The above graph shows that Gilead Sciences (GILD) currently carries $14.6 billion in cash and cash equivalents on its balance sheet. Analysts expect that the company might use this cash to pursue inorganic growth. Gilead may also use the cash to further research projects targeting innovative drugs.
Gilead Sciences currently carries long-term debt of $11.9 billion on its balance sheet. The company’s debt-to-equity ratio is 0.75, which is lower than that of its peers such as Amgen (AMGN) and Celgene (CELG) but higher than that of Biogen (BIIB). Amgen, Biogen, and Celgene have debt-to-equity ratios of 1.2, 0.05, and 1.2, respectively.

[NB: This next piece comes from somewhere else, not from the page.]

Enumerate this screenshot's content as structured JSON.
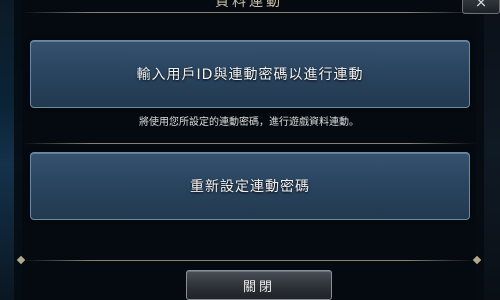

Lower debt ratios lead to higher credit ratings for a company, which may result in lower cost of capital. Since the company has less debt, its risk of insolvency is also lower. It has to pay a lower fixed amount of interest every year.
Gilead Sciences carries property, plant, and equipment worth $1.9 billion on its balance sheet. This encompasses the manufacturing plants, research and development facilities, testing laboratories, and administrative offices owned by the company.
Gilead Sciences has total current assets and liabilities worth $18.1 billion and $8.9 billion, respectively. This translates to a working capital ratio, or current ratio, of about 2:1, indicating that Gilead Sciences has substantial liquidity to function smoothly on a day-to-day basis.
Investors can get exposure to Gilead Sciences’ strong balance sheet, yet avoid company-specific risks, by investing in the iShares NASDAQ Biotechnology ETF (IBB). IBB holds 7.89% of its total holdings in Gilead Sciences.